This is an essay on the monolith fallacy, a type of anti-concreteness. Key concepts are scope and resolution.

“The government is slow and can’t adapt to increasing technological change.”

“The government needs to do [x]”

“The government needs to attract better talent.”

This is the way many people discuss government: as a monolith. Although they don’t realize it, they are falling victim to a specific version of the anti-concreteness meme; they’re being so general as to erase details that are specific enough to act on, or be proven wrong.

But the government is not a monolith—it is composite.

If you say “the government,” my first question is: which government? A local government? A state government? The federal government? A special purpose inter-governmental entity? And which branch of that government? Legislative? Executive? Judicial? Administrative? The questions could go on.

Often, the concept of “the government” has too broad of a scope1, and too low of a resolution2, to be useful to anyone.

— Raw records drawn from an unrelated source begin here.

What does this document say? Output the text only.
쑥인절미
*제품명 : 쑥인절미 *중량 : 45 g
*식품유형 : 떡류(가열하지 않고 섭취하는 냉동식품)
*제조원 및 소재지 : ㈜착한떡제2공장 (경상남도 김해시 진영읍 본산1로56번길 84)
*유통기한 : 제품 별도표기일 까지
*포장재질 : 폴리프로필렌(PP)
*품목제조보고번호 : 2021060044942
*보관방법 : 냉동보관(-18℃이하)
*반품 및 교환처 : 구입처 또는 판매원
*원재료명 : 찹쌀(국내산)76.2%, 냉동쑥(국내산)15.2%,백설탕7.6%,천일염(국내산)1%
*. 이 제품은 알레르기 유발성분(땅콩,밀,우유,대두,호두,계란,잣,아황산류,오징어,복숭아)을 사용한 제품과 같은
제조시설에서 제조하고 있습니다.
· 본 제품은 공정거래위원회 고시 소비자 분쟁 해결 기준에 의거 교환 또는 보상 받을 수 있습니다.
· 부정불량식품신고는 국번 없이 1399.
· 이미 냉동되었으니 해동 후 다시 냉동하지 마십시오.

When most people discuss government, they need to reduce their scope, and increase their resolution, to find the actual components and causal chains that they care about. If you find yourself unable to turn those dials appropriately, reexamine how you regard the validity of your political evaluations.


  1. By scope, I mean: “the extent of government under consideration.” High scope would be “the federal government.” Low scope would be “the city council technology committee.” A more medium scope would be “the municipal government.” 

  2. By resolution, I mean: “the smallest component of government or law that can possibly be discerned.” High resolution means you can discern things down to the individual official, for example. The lowest possible resolution is “the government.” A middle kind of resolution is “the city council.”